До смерти устав от его непонимания, она однажды, в день рождения, попросила его сделать ей необычный подарок: целый день вместо нее заниматься домашними делами. Предложение показалось ему занятным, и он согласился, и на самом деле ранним утром взялся за дело. Он приготовил замечательный завтрак, но забыл, что она терпеть не может яичницы и никогда не пила кофе с молоком. Потом принялся отдавать распоряжения насчет именинного обеда на восемь персон и с головой ушел в уборку дома, словом, так натрудился, стараясь управлять домом лучше, чем она, что еще до наступления полудня вынужден был капитулировать, ничуть не устыдившись. С первого же момента он понял, что не имеет ни малейшего представления о том, что где находится, особенно в кухне, а слуги и пальцем не шевельнули, чтобы помочь ему отыскать то или это, они тоже участвовали в игре. К десяти часам еще ничего не было решено относительно обеда, потому что не успели убрать дом, даже не застелили постели, не вымыли ванну, и он забыл, что нужно положить свежую туалетную бумагу, переменить простыни и послать кучера за детьми, и все время путал – какие обязанности у каждого из слуг: кухарке он приказал стелить постели, а на кухню послал горничных. В одиннадцать, когда гости были почти на пороге, беспорядок в доме стоял такой, что Фермина Даса, хохоча в душе, взяла бразды правления в свои руки, испытывая вовсе не торжество, как ей хотелось, а сострадание к совершенно бесполезному в домашних делах супругу. Он залечил свою рану обычным доводом: «Во всяком случае, не причинил того вреда, какой причинила бы ты, если бы взялась лечить моих больных». Однако урок оказался полезным, и не только для него. Все эти годы оба они разными путями шли к одному и тому же мудрому заключению: невозможно жить вместе иначе, и любить друг друга иначе тоже невозможно, ибо ничего труднее любви в этом мире нет.
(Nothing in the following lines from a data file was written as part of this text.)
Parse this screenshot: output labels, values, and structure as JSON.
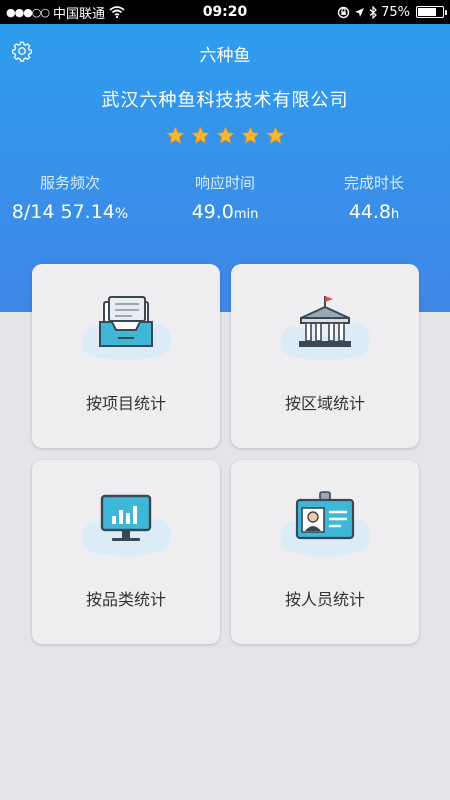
{
  "status_bar": {
    "carrier": "中国联通",
    "time": "09:20",
    "battery_text": "75%",
    "battery_level": 0.75,
    "signal_dots": "●●●○○"
  },
  "header": {
    "title": "六种鱼",
    "company": "武汉六种鱼科技技术有限公司",
    "rating": 5,
    "accent_color": "#2f9ded"
  },
  "stats": [
    {
      "label": "服务频次",
      "value": "8/14 57.14",
      "unit": "%"
    },
    {
      "label": "响应时间",
      "value": "49.0",
      "unit": "min"
    },
    {
      "label": "完成时长",
      "value": "44.8",
      "unit": "h"
    }
  ],
  "cards": [
    {
      "label": "按项目统计",
      "icon": "project-tray-icon"
    },
    {
      "label": "按区域统计",
      "icon": "building-icon"
    },
    {
      "label": "按品类统计",
      "icon": "monitor-chart-icon"
    },
    {
      "label": "按人员统计",
      "icon": "id-card-icon"
    }
  ]
}
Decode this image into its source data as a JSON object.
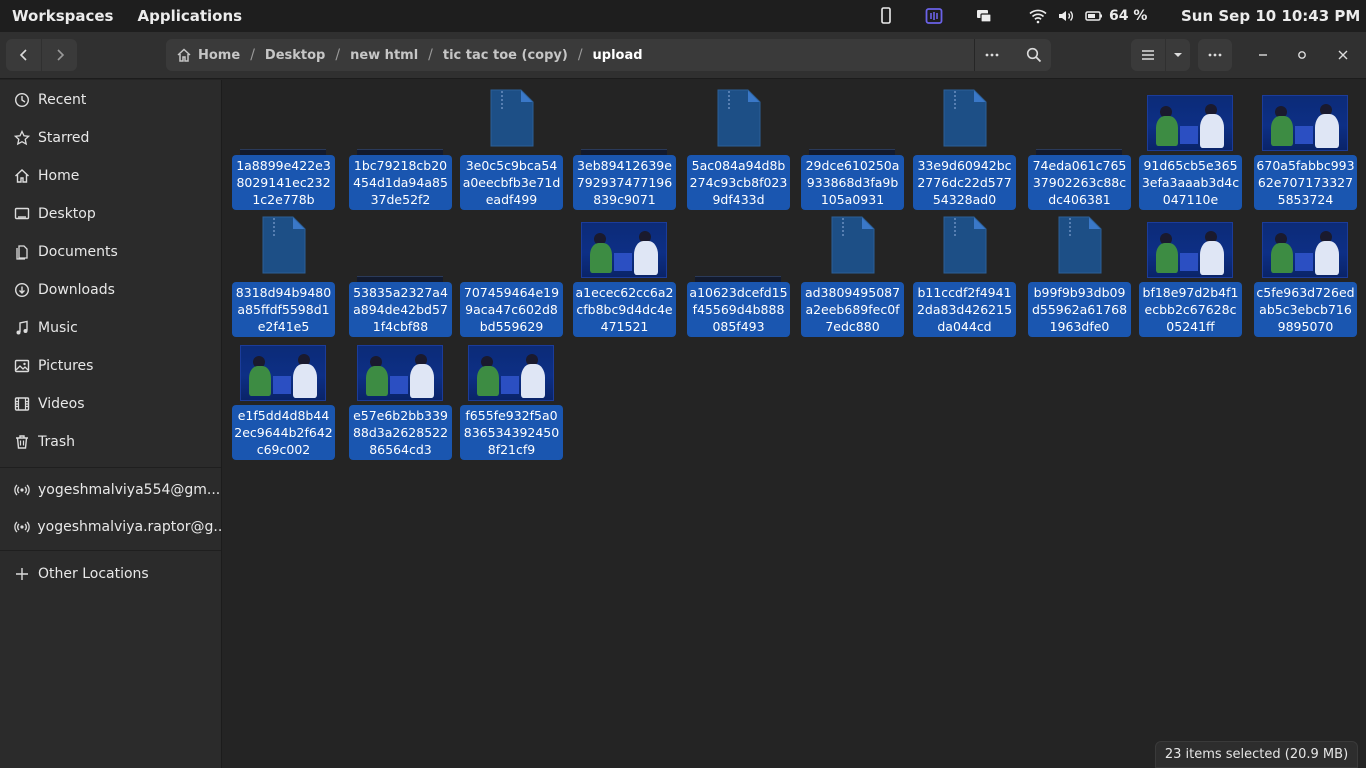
{
  "topbar": {
    "workspaces": "Workspaces",
    "applications": "Applications",
    "battery": "64 %",
    "clock": "Sun Sep 10  10:43 PM"
  },
  "path": {
    "home": "Home",
    "desktop": "Desktop",
    "new_html": "new html",
    "tic": "tic tac toe (copy)",
    "upload": "upload"
  },
  "sidebar": {
    "recent": "Recent",
    "starred": "Starred",
    "home": "Home",
    "desktop": "Desktop",
    "documents": "Documents",
    "downloads": "Downloads",
    "music": "Music",
    "pictures": "Pictures",
    "videos": "Videos",
    "trash": "Trash",
    "account1": "yogeshmalviya554@gm...",
    "account2": "yogeshmalviya.raptor@g...",
    "other": "Other Locations"
  },
  "files": [
    {
      "name": "1a8899e422e38029141ec2321c2e778b",
      "kind": "dark"
    },
    {
      "name": "1bc79218cb20454d1da94a8537de52f2",
      "kind": "dark"
    },
    {
      "name": "3e0c5c9bca54a0eecbfb3e71deadf499",
      "kind": "doc"
    },
    {
      "name": "3eb89412639e792937477196839c9071",
      "kind": "dark"
    },
    {
      "name": "5ac084a94d8b274c93cb8f0239df433d",
      "kind": "doc"
    },
    {
      "name": "29dce610250a933868d3fa9b105a0931",
      "kind": "dark"
    },
    {
      "name": "33e9d60942bc2776dc22d57754328ad0",
      "kind": "doc"
    },
    {
      "name": "74eda061c76537902263c88cdc406381",
      "kind": "dark"
    },
    {
      "name": "91d65cb5e3653efa3aaab3d4c047110e",
      "kind": "photo"
    },
    {
      "name": "670a5fabbc99362e7071733275853724",
      "kind": "photo"
    },
    {
      "name": "8318d94b9480a85ffdf5598d1e2f41e5",
      "kind": "doc"
    },
    {
      "name": "53835a2327a4a894de42bd571f4cbf88",
      "kind": "dark"
    },
    {
      "name": "707459464e199aca47c602d8bd559629",
      "kind": "none"
    },
    {
      "name": "a1ecec62cc6a2cfb8bc9d4dc4e471521",
      "kind": "photo"
    },
    {
      "name": "a10623dcefd15f45569d4b888085f493",
      "kind": "dark"
    },
    {
      "name": "ad3809495087a2eeb689fec0f7edc880",
      "kind": "doc"
    },
    {
      "name": "b11ccdf2f49412da83d426215da044cd",
      "kind": "doc"
    },
    {
      "name": "b99f9b93db09d55962a617681963dfe0",
      "kind": "doc"
    },
    {
      "name": "bf18e97d2b4f1ecbb2c67628c05241ff",
      "kind": "photo"
    },
    {
      "name": "c5fe963d726edab5c3ebcb7169895070",
      "kind": "photo"
    },
    {
      "name": "e1f5dd4d8b442ec9644b2f642c69c002",
      "kind": "photo"
    },
    {
      "name": "e57e6b2bb33988d3a262852286564cd3",
      "kind": "photo"
    },
    {
      "name": "f655fe932f5a08365343924508f21cf9",
      "kind": "photo"
    }
  ],
  "status": "23 items selected  (20.9 MB)"
}
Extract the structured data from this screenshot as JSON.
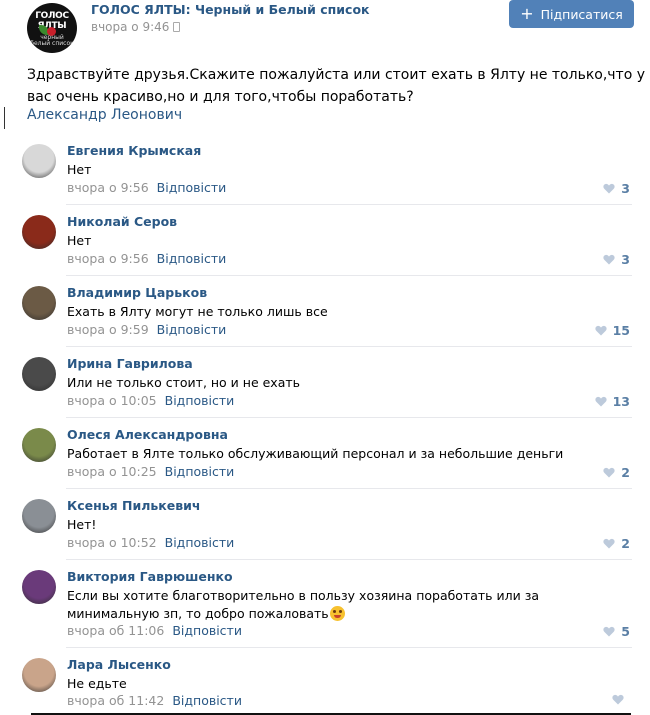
{
  "group": {
    "name": "ГОЛОС ЯЛТЫ: Черный и Белый список",
    "time": "вчора о 9:46",
    "avatar_text_top": "ГОЛОС ЯЛТЫ",
    "avatar_text_bottom": "черный белый список"
  },
  "subscribe_button": {
    "label": "Підписатися",
    "icon": "plus-icon"
  },
  "post": {
    "text": "Здравствуйте друзья.Скажите пожалуйста или стоит ехать в Ялту не только,что у вас очень красиво,но и для того,чтобы поработать?",
    "author": "Александр Леонович"
  },
  "reply_label": "Відповісти",
  "colors": {
    "link": "#2a5885",
    "meta": "#939393",
    "button": "#5181b8",
    "divider": "#e7e8ec"
  },
  "comments": [
    {
      "name": "Евгения Крымская",
      "text": "Нет",
      "time": "вчора о 9:56",
      "likes": "3",
      "avatar_color": "#d8d8d8"
    },
    {
      "name": "Николай Серов",
      "text": "Нет",
      "time": "вчора о 9:56",
      "likes": "3",
      "avatar_color": "#8a2a1a"
    },
    {
      "name": "Владимир Царьков",
      "text": "Ехать в Ялту могут не только лишь все",
      "time": "вчора о 9:59",
      "likes": "15",
      "avatar_color": "#6b5a45"
    },
    {
      "name": "Ирина Гаврилова",
      "text": "Или не только стоит, но и не ехать",
      "time": "вчора о 10:05",
      "likes": "13",
      "avatar_color": "#4a4a4a"
    },
    {
      "name": "Олеся Александровна",
      "text": "Работает в Ялте только обслуживающий персонал и за небольшие деньги",
      "time": "вчора о 10:25",
      "likes": "2",
      "avatar_color": "#7a8a4a"
    },
    {
      "name": "Ксенья Пилькевич",
      "text": "Нет!",
      "time": "вчора о 10:52",
      "likes": "2",
      "avatar_color": "#8a8f95"
    },
    {
      "name": "Виктория Гаврюшенко",
      "text": "Если вы хотите благотворительно в пользу хозяина поработать или за минимальную зп, то добро пожаловать",
      "emoji": "grinning-emoji-icon",
      "time": "вчора об 11:06",
      "likes": "5",
      "avatar_color": "#6a3a7a"
    },
    {
      "name": "Лара Лысенко",
      "text": "Не едьте",
      "time": "вчора об 11:42",
      "likes": "",
      "avatar_color": "#c9a48a"
    }
  ]
}
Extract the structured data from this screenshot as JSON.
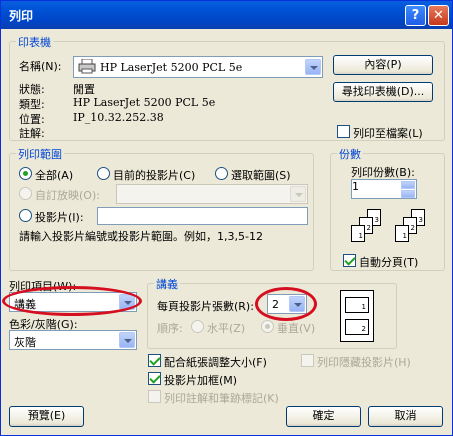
{
  "window": {
    "title": "列印",
    "help_label": "?",
    "close_label": "✕"
  },
  "printer": {
    "group_label": "印表機",
    "name_label": "名稱(N):",
    "name_value": "HP LaserJet 5200 PCL 5e",
    "status_label": "狀態:",
    "status_value": "閒置",
    "type_label": "類型:",
    "type_value": "HP LaserJet 5200 PCL 5e",
    "location_label": "位置:",
    "location_value": "IP_10.32.252.38",
    "comment_label": "註解:",
    "properties_button": "內容(P)",
    "find_printer_button": "尋找印表機(D)...",
    "print_to_file_label": "列印至檔案(L)",
    "print_to_file_checked": false
  },
  "range": {
    "group_label": "列印範圍",
    "all_label": "全部(A)",
    "current_slide_label": "目前的投影片(C)",
    "selection_label": "選取範圍(S)",
    "custom_show_label": "自訂放映(O):",
    "slides_label": "投影片(I):",
    "slides_value": "",
    "hint": "請輸入投影片編號或投影片範圍。例如，1,3,5-12",
    "selected": "all"
  },
  "copies": {
    "group_label": "份數",
    "count_label": "列印份數(B):",
    "count_value": "1",
    "collate_label": "自動分頁(T)",
    "collate_checked": true
  },
  "print_what": {
    "label": "列印項目(W):",
    "value": "講義",
    "color_label": "色彩/灰階(G):",
    "color_value": "灰階"
  },
  "handouts": {
    "group_label": "講義",
    "per_page_label": "每頁投影片張數(R):",
    "per_page_value": "2",
    "order_label": "順序:",
    "horizontal_label": "水平(Z)",
    "vertical_label": "垂直(V)",
    "order_selected": "vertical",
    "preview_pages": [
      "1",
      "2"
    ]
  },
  "options": {
    "scale_to_fit_label": "配合紙張調整大小(F)",
    "scale_to_fit_checked": true,
    "frame_slides_label": "投影片加框(M)",
    "frame_slides_checked": true,
    "comments_label": "列印註解和筆跡標記(K)",
    "hidden_slides_label": "列印隱藏投影片(H)"
  },
  "buttons": {
    "preview": "預覽(E)",
    "ok": "確定",
    "cancel": "取消"
  },
  "colors": {
    "title_bar": "#0046c8",
    "group_label": "#0046d5",
    "highlight": "#d50f1f",
    "dialog_bg": "#ece9d8"
  },
  "icons": [
    "help-icon",
    "close-icon",
    "printer-icon",
    "dropdown-arrow-icon",
    "spin-up-icon",
    "spin-down-icon"
  ]
}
В разгаре этой новой жизни Фермине Дасе не раз случалось видеть Флорентино Арису на людях, все чаще, по мере того как он делал карьеру в Карибском речном пароходстве, и она научилась относиться к нему так естественно, что, бывало, могла даже не поздороваться с ним по рассеянности. Она слышала и то, что говорили о нем, потому что в деловых кругах его осмотрительный, но неудержимый подъем вверх по служебной лестнице был постоянной темой разговоров. Она замечала, что и внешне он меняется к лучшему, его природная робость стала выглядеть загадочной отстраненностью, на пользу пошло и то, что он немного прибавил в весе, шла ему и появившаяся с возрастом медлительность, и проблему нарождавшейся лысины он решил достойно. Единственное, чем он по-прежнему бросал вызов времени и моде, была его мрачная одежда – давно вышедшие в тираж сюртуки, всегда одна и та же шляпа, поэтические галстуки-банты из галантерейной лавки его матушки и траурные зонты. Но в памяти Фермины Дасы остался другой образ, и в конце концов она перестала связывать этого Флорентино Арису с тем томным юношей, который вздыхал о ней под желтым листопадом в парке Евангелий. Во всяком случае, она никогда не глядела на него равнодушным оком и всегда была рада, если до нее доходили о нем добрые вести, потому что это как бы освобождало ее от чувства вины.